Written testimony from the children in the home revealed that he went to his room after smoking a cigarette and was not heard from or seen again. Upon returning home in the evening his wife pried the room door open. She realised that the bathroom door was also locked and used a screw driver to open the door.  

There she said she found Mr. Delessio in the bathtub with both his wrists slit and an orange box cutter around the area. 

Dr. Shravana Jyoti, who conducted the autopsy, testified that the cause was haemorrhage as the result of massive external bleeding as a consequence of cut wounds to both wrists. He said a clinical history of depression, anxiety and insomnia, as well as past suicidal attempts, past trauma to the head and chronic pain were all contributing factors. 

The state of mind of the person at the time of death was to be crucial in the juror’s finding. 


  1. This is a very sad story.

    However, I cannot help but think that greater steps should have been taken to protect this gentleman from himself.

    How does one attempt such a violent suicide only to be released by the authorities to private citizens (family) and be able to ‘successfully’ accomplish his mission a few hours later?

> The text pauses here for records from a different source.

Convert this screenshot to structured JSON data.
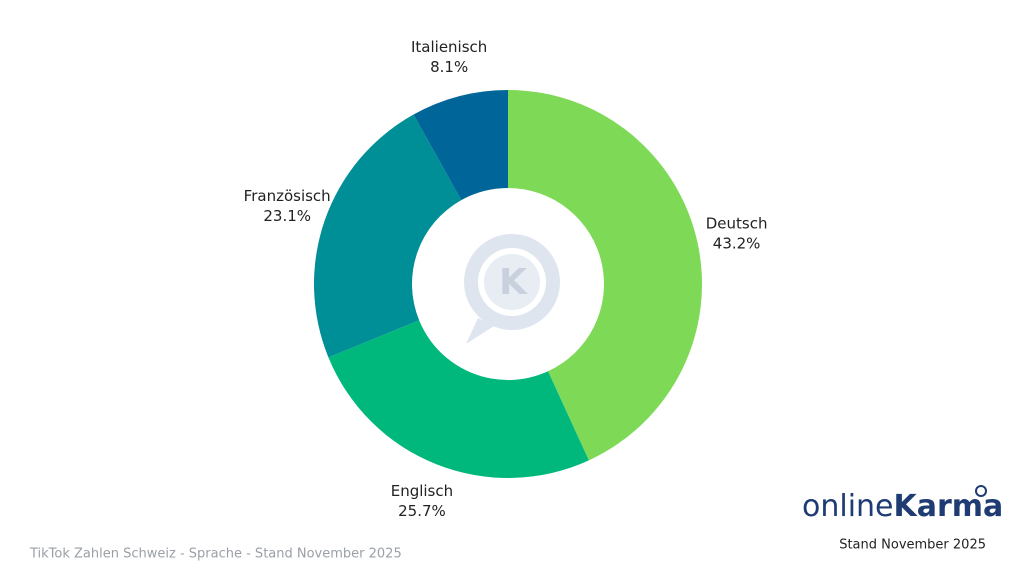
{
  "chart_data": {
    "type": "donut",
    "categories": [
      "Deutsch",
      "Englisch",
      "Französisch",
      "Italienisch"
    ],
    "values": [
      43.2,
      25.7,
      23.1,
      8.1
    ],
    "value_labels": [
      "43.2%",
      "25.7%",
      "23.1%",
      "8.1%"
    ],
    "colors": [
      "#7ed957",
      "#00b87c",
      "#008e97",
      "#006699"
    ],
    "footer": "TikTok Zahlen Schweiz - Sprache - Stand November 2025",
    "brand_prefix": "online",
    "brand_name": "Karma",
    "stand": "Stand November 2025"
  }
}
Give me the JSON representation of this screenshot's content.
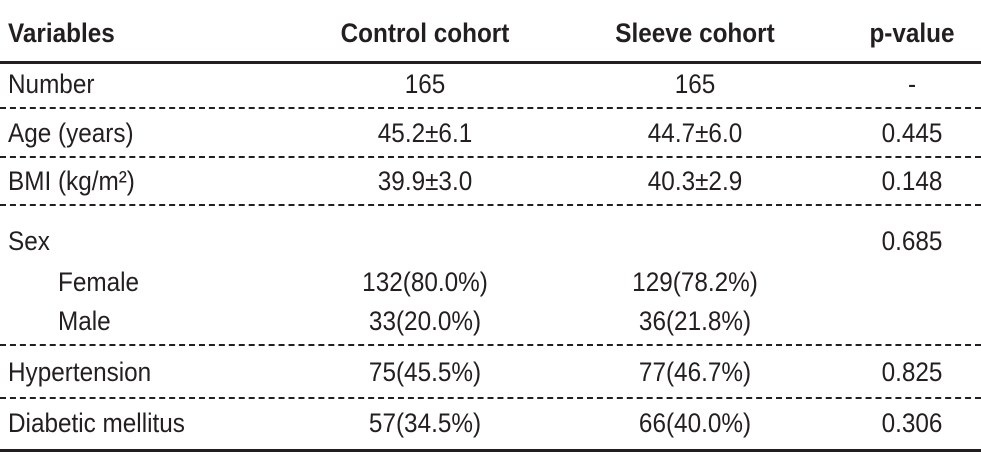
{
  "table": {
    "header": [
      "Variables",
      "Control cohort",
      "Sleeve cohort",
      "p-value"
    ],
    "rows": [
      [
        "Number",
        "165",
        "165",
        "-"
      ],
      [
        "Age (years)",
        "45.2±6.1",
        "44.7±6.0",
        "0.445"
      ],
      [
        "BMI (kg/m²)",
        "39.9±3.0",
        "40.3±2.9",
        "0.148"
      ],
      [
        "Sex",
        null,
        null,
        "0.685"
      ],
      [
        "Female",
        "132(80.0%)",
        "129(78.2%)",
        null
      ],
      [
        "Male",
        "33(20.0%)",
        "36(21.8%)",
        null
      ],
      [
        "Hypertension",
        "75(45.5%)",
        "77(46.7%)",
        "0.825"
      ],
      [
        "Diabetic mellitus",
        "57(34.5%)",
        "66(40.0%)",
        "0.306"
      ]
    ]
  }
}
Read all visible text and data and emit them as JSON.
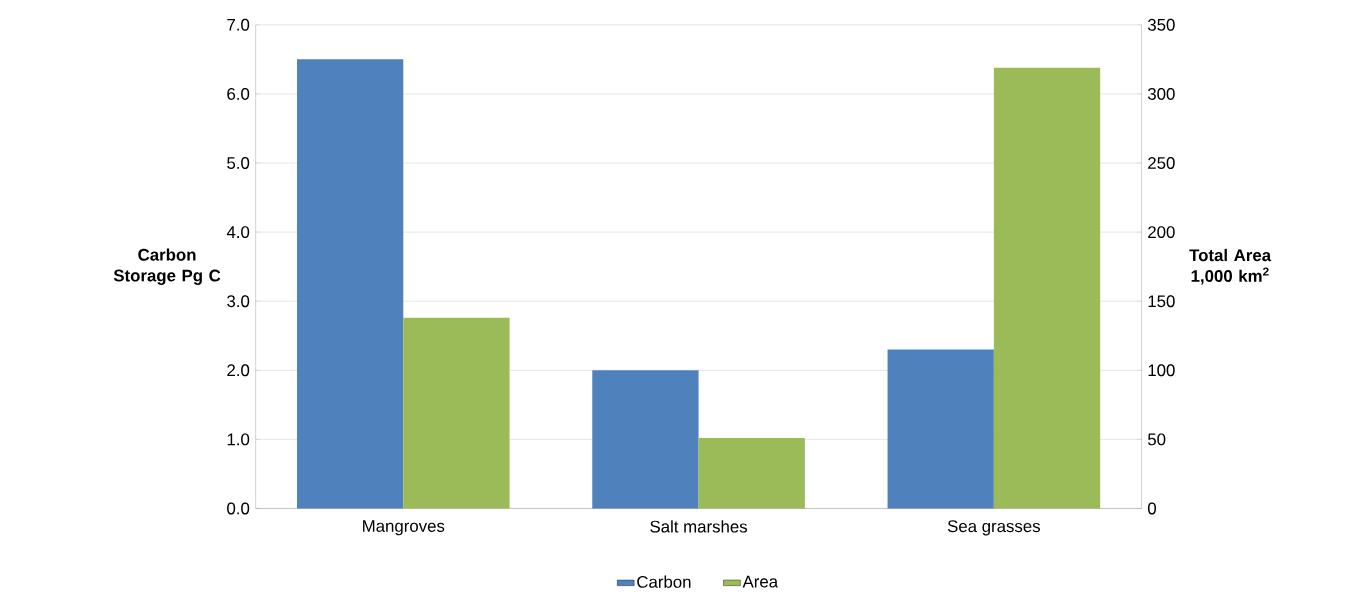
{
  "chart_data": {
    "type": "bar",
    "categories": [
      "Mangroves",
      "Salt marshes",
      "Sea grasses"
    ],
    "series": [
      {
        "name": "Carbon",
        "color": "#4f81bd",
        "values": [
          6.5,
          2.0,
          2.3
        ],
        "axis": "y"
      },
      {
        "name": "Area",
        "color": "#9bbb59",
        "values": [
          138,
          51,
          319
        ],
        "axis": "y2"
      }
    ],
    "ylabel": "Carbon Storage Pg C",
    "y2label": "Total Area 1,000 km$^{2}$",
    "ylim": [
      0,
      7
    ],
    "yticks": [
      {
        "value": 0,
        "label": "0.0"
      },
      {
        "value": 1,
        "label": "1.0"
      },
      {
        "value": 2,
        "label": "2.0"
      },
      {
        "value": 3,
        "label": "3.0"
      },
      {
        "value": 4,
        "label": "4.0"
      },
      {
        "value": 5,
        "label": "5.0"
      },
      {
        "value": 6,
        "label": "6.0"
      },
      {
        "value": 7,
        "label": "7.0"
      }
    ],
    "y2lim": [
      0,
      350
    ],
    "y2ticks": [
      0,
      50,
      100,
      150,
      200,
      250,
      300,
      350
    ],
    "grid": "y",
    "legend": "bottom"
  }
}
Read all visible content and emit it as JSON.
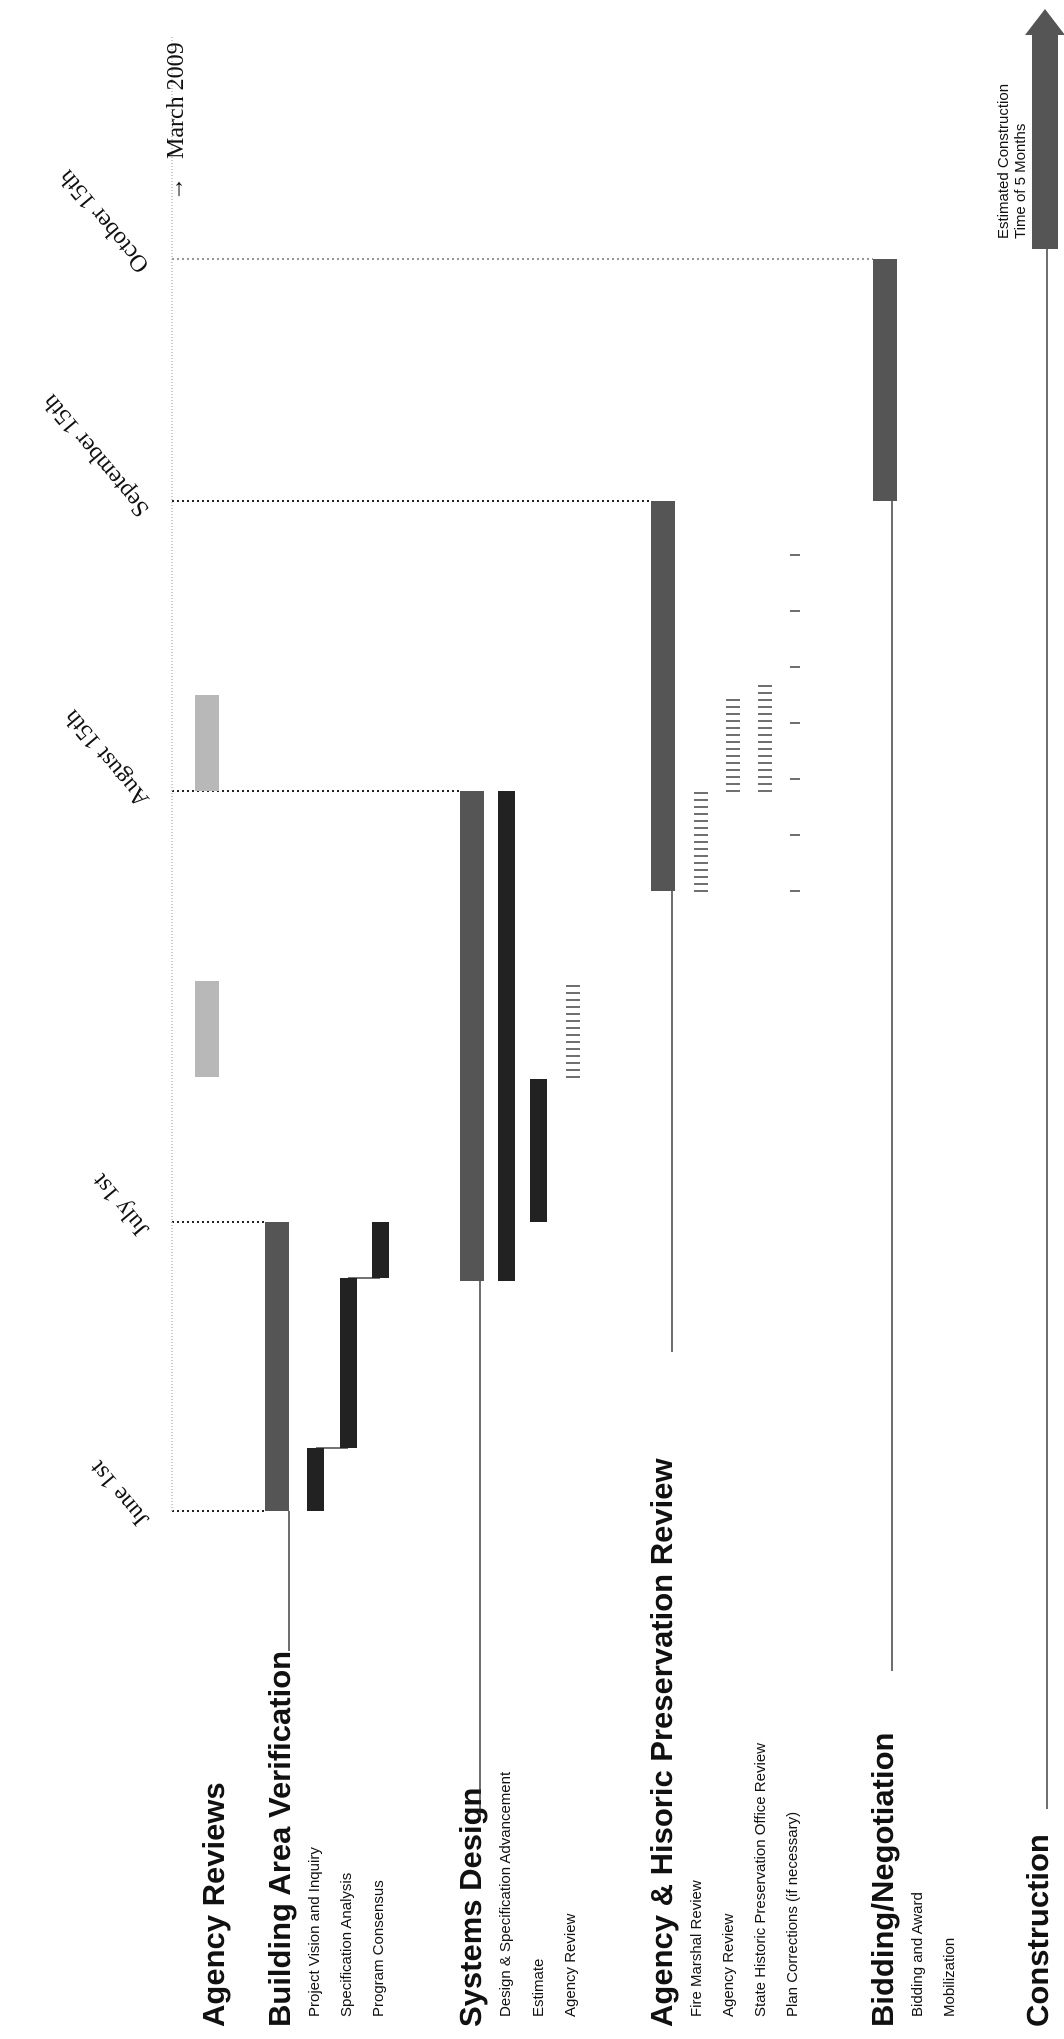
{
  "chart_data": {
    "type": "gantt",
    "title": "Agency Reviews",
    "milestones": [
      {
        "label": "June 1st",
        "date": "June 1st"
      },
      {
        "label": "July 1st",
        "date": "July 1st"
      },
      {
        "label": "August 15th",
        "date": "August 15th"
      },
      {
        "label": "September 15th",
        "date": "September 15th"
      },
      {
        "label": "October 15th",
        "date": "October 15th"
      },
      {
        "label": "March 2009",
        "date": "March 2009"
      }
    ],
    "phases": [
      {
        "name": "Building Area Verification",
        "start": "June 1st",
        "end": "July 1st",
        "tasks": [
          {
            "name": "Project Vision and Inquiry",
            "start_day": 0,
            "end_day": 6
          },
          {
            "name": "Specification Analysis",
            "start_day": 6,
            "end_day": 24
          },
          {
            "name": "Program Consensus",
            "start_day": 24,
            "end_day": 30
          }
        ]
      },
      {
        "name": "Systems Design",
        "start": "June 24th",
        "end": "August 15th",
        "tasks": [
          {
            "name": "Design & Specification Advancement",
            "start_day": 23,
            "end_day": 75
          },
          {
            "name": "Estimate",
            "start_day": 30,
            "end_day": 45
          },
          {
            "name": "Agency Review",
            "start_day": 45,
            "end_day": 55
          }
        ]
      },
      {
        "name": "Agency & Hisoric Preservation Review",
        "start": "August 5th",
        "end": "September 15th",
        "tasks": [
          {
            "name": "Fire Marshal Review",
            "start_day": 65,
            "end_day": 75
          },
          {
            "name": "Agency Review",
            "start_day": 75,
            "end_day": 85
          },
          {
            "name": "State Historic Preservation Office Review",
            "start_day": 75,
            "end_day": 86
          },
          {
            "name": "Plan Corrections (if necessary)",
            "start_day": 65,
            "end_day": 106
          }
        ]
      },
      {
        "name": "Bidding/Negotiation",
        "start": "September 15th",
        "end": "October 15th",
        "tasks": [
          {
            "name": "Bidding and Award"
          },
          {
            "name": "Mobilization"
          }
        ]
      },
      {
        "name": "Construction",
        "start": "October 15th",
        "end": "March 2009",
        "tasks": []
      }
    ],
    "agency_review_markers": [
      {
        "start_day": 45,
        "end_day": 55
      },
      {
        "start_day": 75,
        "end_day": 85
      }
    ],
    "construction_note": [
      "Estimated Construction",
      "Time of 5 Months"
    ],
    "colors": {
      "phase_bar": "#555555",
      "task_bar": "#222222",
      "review_marker": "#b8b8b8",
      "hatch": "#333333",
      "guide": "#999999"
    }
  }
}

  2. Our sympathy goes out to this family in their time of grief.
    I must say that someone responsible for this man’s physical and mental health has apparently either breached or shirked their duty of care in not restraining him to protect this patient from harm. I agree with Whodatis why would they release him on his family and society to hurt himself and possibly someone else.
    There’s more to this than what we’re hearing. Where is Children and Families (social Services) in all this what were they findings?

    Cayman need to get their act together on these serious social and health issues.

  3. My deepest sympathies go out to the families and friends of suicide victims. It is a true tragedy and very sad that with all of our advances in modern medicine and technology we have not come much closer to solving this horrible social dilemma. However, one thing that strikes me as even more sad is the nature of the reporting of grave detail around these tragedies by our local newspaper. The family and friends of Lija Godenzi had not all been contacted before the details were so publicly announced. Her children attend school here and could be approached with such awful details that the family may not have decided to share with toddler children. The newspapers do not offer such detail around criminal deaths and intimate insight into the past of those peoples lives and how they came to such horrid ends and what events were tossed around in the past few years. Please show a little respect for these sad turn of events. Restraint in what is published would be appreciated, especially when these are local families that we interact with on a day to day basis and when there are kind and innocent children that will be broken forever by these events.

  4. Sad, very sad, as this history is, it has proved impossible time and time again to cure, ameliorate or even protect certain vulnerable persons who eventually find their way out of their problems and griefs. Their families have not infrequently realised the garaity and ineluctability of the situation earlier than any professionals involved. In such cases, it does little good to blame oneself or anyone else for the tragedy. It is an example of the huge range of human temperaments and psychological capacities/capabilities.
    I thought there was some understanding between the Hospitals, Police and media that names, details etc would not be made public until next-of-kin had been informed and had any necessary help in place?

    Editor’s note: The details of coroner’s inquests are made public in court.


    FYI – His step daughters are Caymanian and (most) still live there. If you cant respect the deceased at least respect us and our family!

    I am thoroughly disappointed that this was even considered and allowed to be published.